Dans la grande majorité des cas (80%), une infection à la Covid-19 s’avère bénigne. Les patients présentant des symptômes sans gravité doivent s’isoler et rester chez eux au moins 7 jours, afin de ne pas contaminer d’autres personnes et saturer les capacités d’hospitalisation des établissements de santé.

Bien qu’il n’existe à ce jour aucun traitement spécifique contre la maladie, il est toutefois possible d’en limiter les symptômes, comme les maux de gorge et la fièvre. Pour cela, vous pouvez prendre du paracétamol, en respectant bien les posologies. Soit pas plus de 1 gramme, 3 fois par jour (généralement au moment des repas).

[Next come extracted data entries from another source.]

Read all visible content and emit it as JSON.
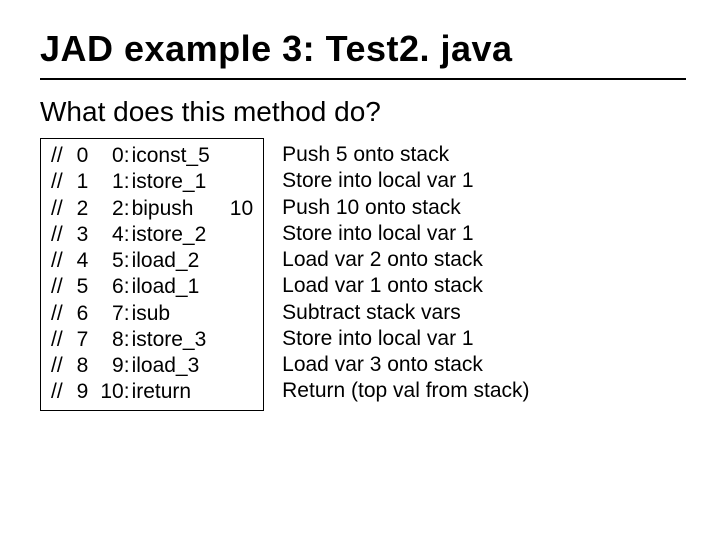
{
  "title": "JAD example 3: Test2. java",
  "subtitle": "What does this method do?",
  "code": {
    "rows": [
      {
        "c": "//",
        "i": "0",
        "n": "0:",
        "ins": "iconst_5",
        "arg": ""
      },
      {
        "c": "//",
        "i": "1",
        "n": "1:",
        "ins": "istore_1",
        "arg": ""
      },
      {
        "c": "//",
        "i": "2",
        "n": "2:",
        "ins": "bipush",
        "arg": "10"
      },
      {
        "c": "//",
        "i": "3",
        "n": "4:",
        "ins": "istore_2",
        "arg": ""
      },
      {
        "c": "//",
        "i": "4",
        "n": "5:",
        "ins": "iload_2",
        "arg": ""
      },
      {
        "c": "//",
        "i": "5",
        "n": "6:",
        "ins": "iload_1",
        "arg": ""
      },
      {
        "c": "//",
        "i": "6",
        "n": "7:",
        "ins": "isub",
        "arg": ""
      },
      {
        "c": "//",
        "i": "7",
        "n": "8:",
        "ins": "istore_3",
        "arg": ""
      },
      {
        "c": "//",
        "i": "8",
        "n": "9:",
        "ins": "iload_3",
        "arg": ""
      },
      {
        "c": "//",
        "i": "9",
        "n": "10:",
        "ins": "ireturn",
        "arg": ""
      }
    ]
  },
  "desc": [
    "Push 5 onto stack",
    "Store into local var 1",
    "Push 10 onto stack",
    "Store into local var 1",
    "Load var 2 onto stack",
    "Load var 1 onto stack",
    "Subtract stack vars",
    "Store into local var 1",
    "Load var 3 onto stack",
    "Return (top val from stack)"
  ]
}
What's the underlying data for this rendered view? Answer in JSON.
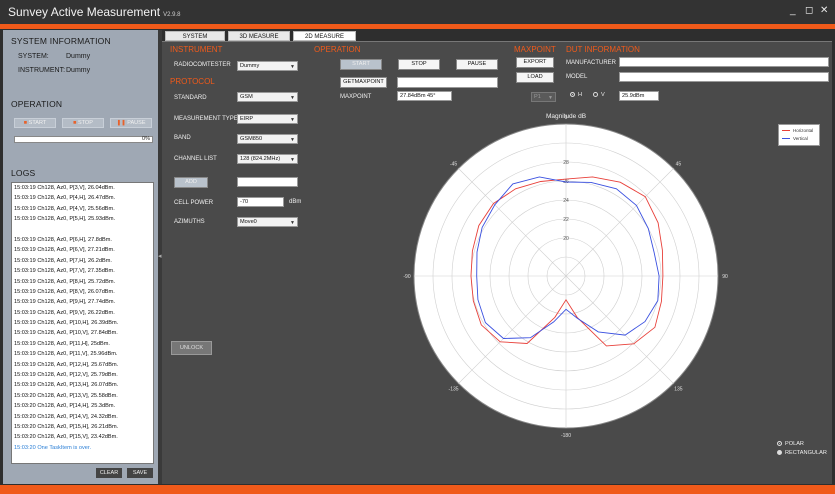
{
  "app": {
    "title": "Sunvey Active Measurement",
    "version": "V2.9.8"
  },
  "window_controls": {
    "minimize": "_",
    "restore": "◻",
    "close": "✕"
  },
  "left": {
    "system_info_title": "SYSTEM INFORMATION",
    "system_label": "SYSTEM:",
    "system_value": "Dummy",
    "instrument_label": "INSTRUMENT:",
    "instrument_value": "Dummy",
    "operation_title": "OPERATION",
    "start": "START",
    "stop": "STOP",
    "pause": "PAUSE",
    "progress": "0%",
    "progress_value": 0,
    "logs_title": "LOGS",
    "logs": [
      "15:03:19 Ch128, Az0, P[3,V], 26.04dBm.",
      "15:03:19 Ch128, Az0, P[4,H], 26.47dBm.",
      "15:03:19 Ch128, Az0, P[4,V], 25.56dBm.",
      "15:03:19 Ch128, Az0, P[5,H], 25.93dBm.",
      "",
      "15:03:19 Ch128, Az0, P[6,H], 27.8dBm.",
      "15:03:19 Ch128, Az0, P[6,V], 27.21dBm.",
      "15:03:19 Ch128, Az0, P[7,H], 26.2dBm.",
      "15:03:19 Ch128, Az0, P[7,V], 27.35dBm.",
      "15:03:19 Ch128, Az0, P[8,H], 25.72dBm.",
      "15:03:19 Ch128, Az0, P[8,V], 26.07dBm.",
      "15:03:19 Ch128, Az0, P[9,H], 27.74dBm.",
      "15:03:19 Ch128, Az0, P[9,V], 26.22dBm.",
      "15:03:19 Ch128, Az0, P[10,H], 26.39dBm.",
      "15:03:19 Ch128, Az0, P[10,V], 27.84dBm.",
      "15:03:19 Ch128, Az0, P[11,H], 25dBm.",
      "15:03:19 Ch128, Az0, P[11,V], 25.96dBm.",
      "15:03:19 Ch128, Az0, P[12,H], 25.67dBm.",
      "15:03:19 Ch128, Az0, P[12,V], 25.79dBm.",
      "15:03:19 Ch128, Az0, P[13,H], 26.07dBm.",
      "15:03:20 Ch128, Az0, P[13,V], 25.58dBm.",
      "15:03:20 Ch128, Az0, P[14,H], 25.3dBm.",
      "15:03:20 Ch128, Az0, P[14,V], 24.32dBm.",
      "15:03:20 Ch128, Az0, P[15,H], 26.21dBm.",
      "15:03:20 Ch128, Az0, P[15,V], 23.42dBm.",
      "15:03:20 One TaskItem is over."
    ],
    "clear": "CLEAR",
    "save": "SAVE"
  },
  "tabs": [
    "SYSTEM",
    "3D MEASURE",
    "2D MEASURE"
  ],
  "instrument": {
    "title": "INSTRUMENT",
    "radiocomtester_label": "RADIOCOMTESTER",
    "radiocomtester_value": "Dummy"
  },
  "protocol": {
    "title": "PROTOCOL",
    "standard_label": "STANDARD",
    "standard_value": "GSM",
    "mtype_label": "MEASUREMENT TYPE",
    "mtype_value": "EIRP",
    "band_label": "BAND",
    "band_value": "GSM850",
    "channel_label": "CHANNEL LIST",
    "channel_value": "128 (824.2MHz)",
    "add": "ADD",
    "add_input": "",
    "cell_power_label": "CELL POWER",
    "cell_power_value": "-70",
    "cell_power_unit": "dBm",
    "azimuths_label": "AZIMUTHS",
    "azimuths_value": "Move0",
    "unlock": "UNLOCK"
  },
  "operation": {
    "title": "OPERATION",
    "start": "START",
    "stop": "STOP",
    "pause": "PAUSE",
    "getmaxpoint": "GETMAXPOINT",
    "getmaxpoint_input": "",
    "maxpoint_label": "MAXPOINT",
    "maxpoint_value": "27.84dBm  45°"
  },
  "maxpoint": {
    "title": "MAXPOINT",
    "export": "EXPORT",
    "load": "LOAD",
    "point_select": "P1",
    "h_label": "H",
    "v_label": "V",
    "value": "25.9dBm"
  },
  "dut": {
    "title": "DUT INFORMATION",
    "manufacturer_label": "MANUFACTURER",
    "manufacturer_value": "",
    "model_label": "MODEL",
    "model_value": ""
  },
  "view_modes": {
    "polar": "POLAR",
    "rectangular": "RECTANGULAR",
    "selected": "polar"
  },
  "colors": {
    "accent": "#f05a1a",
    "horizontal": "#e8403a",
    "vertical": "#3a50e0"
  },
  "chart_data": {
    "type": "polar",
    "title": "Magnitude dB",
    "radial_ticks": [
      20,
      22,
      24,
      26,
      28
    ],
    "rlim": [
      16,
      32
    ],
    "angle_labels": [
      "0",
      "45",
      "90",
      "135",
      "-180",
      "-135",
      "-90",
      "-45"
    ],
    "series": [
      {
        "name": "Horizontal",
        "angles": [
          0,
          15,
          30,
          45,
          60,
          75,
          90,
          105,
          120,
          135,
          150,
          165,
          180,
          195,
          210,
          225,
          240,
          255,
          270,
          285,
          300,
          315,
          330,
          345
        ],
        "values": [
          26.2,
          26.8,
          27.4,
          27.8,
          27.2,
          26.5,
          26.2,
          26.4,
          26.8,
          26.1,
          24.5,
          20.5,
          18.5,
          20.5,
          24.2,
          25.8,
          26.3,
          26.1,
          26.0,
          26.2,
          26.6,
          26.8,
          26.6,
          26.3
        ]
      },
      {
        "name": "Vertical",
        "angles": [
          0,
          15,
          30,
          45,
          60,
          75,
          90,
          105,
          120,
          135,
          150,
          165,
          180,
          195,
          210,
          225,
          240,
          255,
          270,
          285,
          300,
          315,
          330,
          345
        ],
        "values": [
          25.9,
          26.2,
          26.6,
          26.5,
          26.0,
          25.6,
          25.8,
          26.0,
          25.6,
          24.8,
          22.8,
          20.6,
          19.5,
          21.0,
          23.5,
          25.3,
          25.8,
          25.6,
          25.4,
          25.7,
          26.2,
          26.6,
          27.2,
          26.8
        ]
      }
    ]
  }
}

"Ce que l’on recommande aujourd’hui à la maison c’est principalement de lutter contre la fièvre et la diarrhée, avec les moyens habituels, c’est-à-dire les antalgiques de type paracétamol et des antidiarrhéïques", explique le professeur.

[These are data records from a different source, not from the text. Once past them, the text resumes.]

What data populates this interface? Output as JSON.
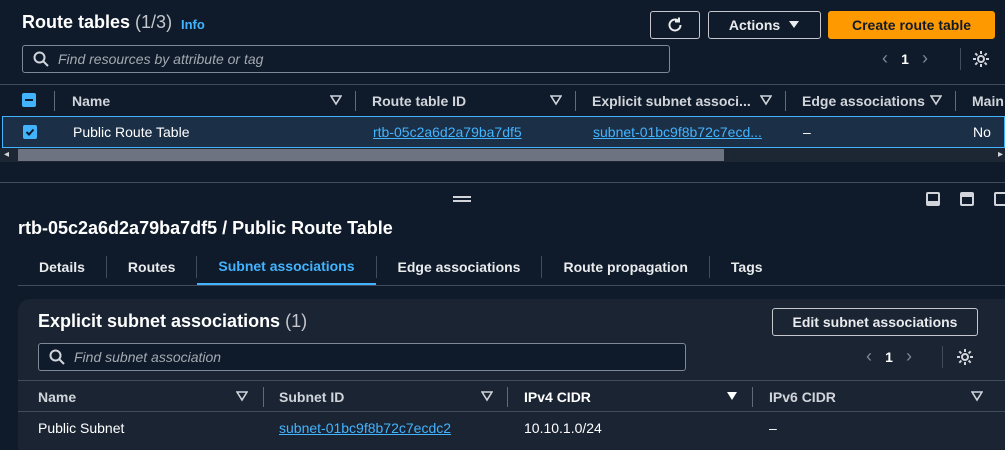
{
  "header": {
    "title": "Route tables",
    "count": "(1/3)",
    "info": "Info",
    "refresh_icon": "refresh-icon",
    "actions_label": "Actions",
    "create_label": "Create route table",
    "search_placeholder": "Find resources by attribute or tag",
    "page": "1"
  },
  "table": {
    "columns": [
      "Name",
      "Route table ID",
      "Explicit subnet associ...",
      "Edge associations",
      "Main"
    ],
    "rows": [
      {
        "selected": true,
        "name": "Public Route Table",
        "route_table_id": "rtb-05c2a6d2a79ba7df5",
        "explicit_subnet": "subnet-01bc9f8b72c7ecd...",
        "edge": "–",
        "main": "No"
      }
    ]
  },
  "detail": {
    "title": "rtb-05c2a6d2a79ba7df5 / Public Route Table",
    "tabs": [
      "Details",
      "Routes",
      "Subnet associations",
      "Edge associations",
      "Route propagation",
      "Tags"
    ],
    "active_tab": "Subnet associations"
  },
  "subnet_card": {
    "title": "Explicit subnet associations",
    "count": "(1)",
    "edit_label": "Edit subnet associations",
    "search_placeholder": "Find subnet association",
    "page": "1",
    "columns": [
      "Name",
      "Subnet ID",
      "IPv4 CIDR",
      "IPv6 CIDR"
    ],
    "rows": [
      {
        "name": "Public Subnet",
        "subnet_id": "subnet-01bc9f8b72c7ecdc2",
        "ipv4": "10.10.1.0/24",
        "ipv6": "–"
      }
    ]
  },
  "colors": {
    "accent": "#42b4ff",
    "primary_button": "#ff9900",
    "background": "#0f1b2a"
  }
}
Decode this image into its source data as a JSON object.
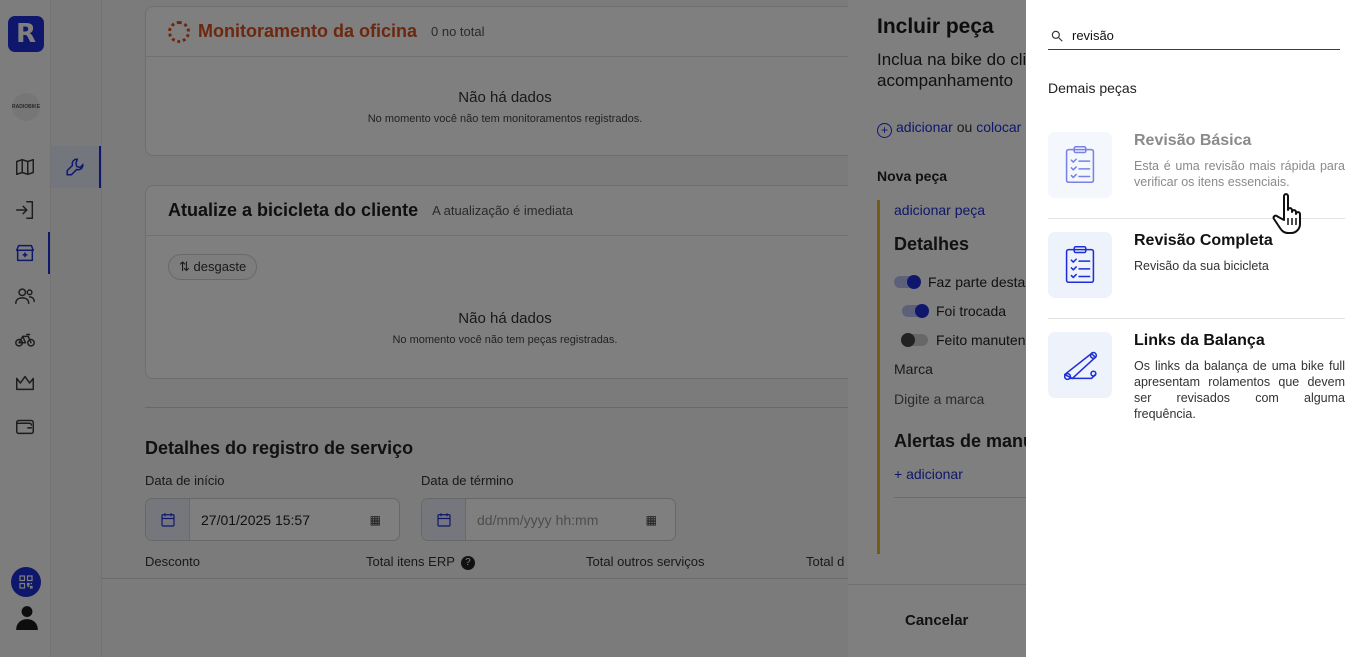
{
  "sidebar": {
    "logo_letter": "R",
    "shop_logo_text": "RADIOBIKE",
    "icons": [
      "map-icon",
      "login-icon",
      "store-icon",
      "users-icon",
      "bike-icon",
      "crown-icon",
      "wallet-icon"
    ],
    "accent": "#1d2fd6"
  },
  "main": {
    "monitoring": {
      "title": "Monitoramento da oficina",
      "count": "0 no total",
      "empty_title": "Não há dados",
      "empty_sub": "No momento você não tem monitoramentos registrados."
    },
    "update_bike": {
      "title": "Atualize a bicicleta do cliente",
      "subtitle": "A atualização é imediata",
      "chip": "⇅ desgaste",
      "empty_title": "Não há dados",
      "empty_sub": "No momento você não tem peças registradas."
    },
    "service": {
      "title": "Detalhes do registro de serviço",
      "start_label": "Data de início",
      "start_value": "27/01/2025 15:57",
      "end_label": "Data de término",
      "end_placeholder": "dd/mm/yyyy hh:mm",
      "discount_label": "Desconto",
      "erp_label": "Total itens ERP",
      "other_label": "Total outros serviços",
      "total_label": "Total d"
    }
  },
  "drawer": {
    "title": "Incluir peça",
    "description": "Inclua na bike do cliente para manter o acompanhamento",
    "link_add": "adicionar",
    "link_or": "ou",
    "link_place": "colocar",
    "new_part": "Nova peça",
    "add_part": "adicionar peça",
    "details": "Detalhes",
    "toggles": [
      {
        "label": "Faz parte desta bike",
        "on": true
      },
      {
        "label": "Foi trocada",
        "on": true
      },
      {
        "label": "Feito manutenção",
        "on": false
      }
    ],
    "brand_label": "Marca",
    "brand_placeholder": "Digite a marca",
    "alerts_title": "Alertas de manutenção",
    "alerts_add": "+ adicionar",
    "cancel": "Cancelar"
  },
  "panel": {
    "search_value": "revisão",
    "group_title": "Demais peças",
    "items": [
      {
        "name": "Revisão Básica",
        "desc": "Esta é uma revisão mais rápida para verificar os itens essenciais.",
        "icon": "clipboard-icon"
      },
      {
        "name": "Revisão Completa",
        "desc": "Revisão da sua bicicleta",
        "icon": "clipboard-icon"
      },
      {
        "name": "Links da Balança",
        "desc": "Os links da balança de uma bike full apresentam rolamentos que devem ser revisados com alguma frequência.",
        "icon": "link-arm-icon"
      }
    ]
  }
}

Il est également important de surveiller votre température. On recommande de la prendre 2 fois par jour, matin et soir. La fièvre est variable chez les patients atteints de la Covid-19, elle peut être très légère au début, puis monter fortement quelques jours après, d’où l’intérêt de la surveiller régulièrement, afin d’anticiper.

Pensez à vous reposer pour aider votre corps à récupérer et ne pratiquez plus d'activité physique pendant toute la durée de votre infection. Avec le virus, cela peut provoquer une réaction inflammatoire du myocarde et des troubles du rythme. De plus, cela vous essoufflera et contribuera à votre sensation d’oppression. Vous pouvez également développer des difficultés respiratoires si vous forcez trop sur vos poumons.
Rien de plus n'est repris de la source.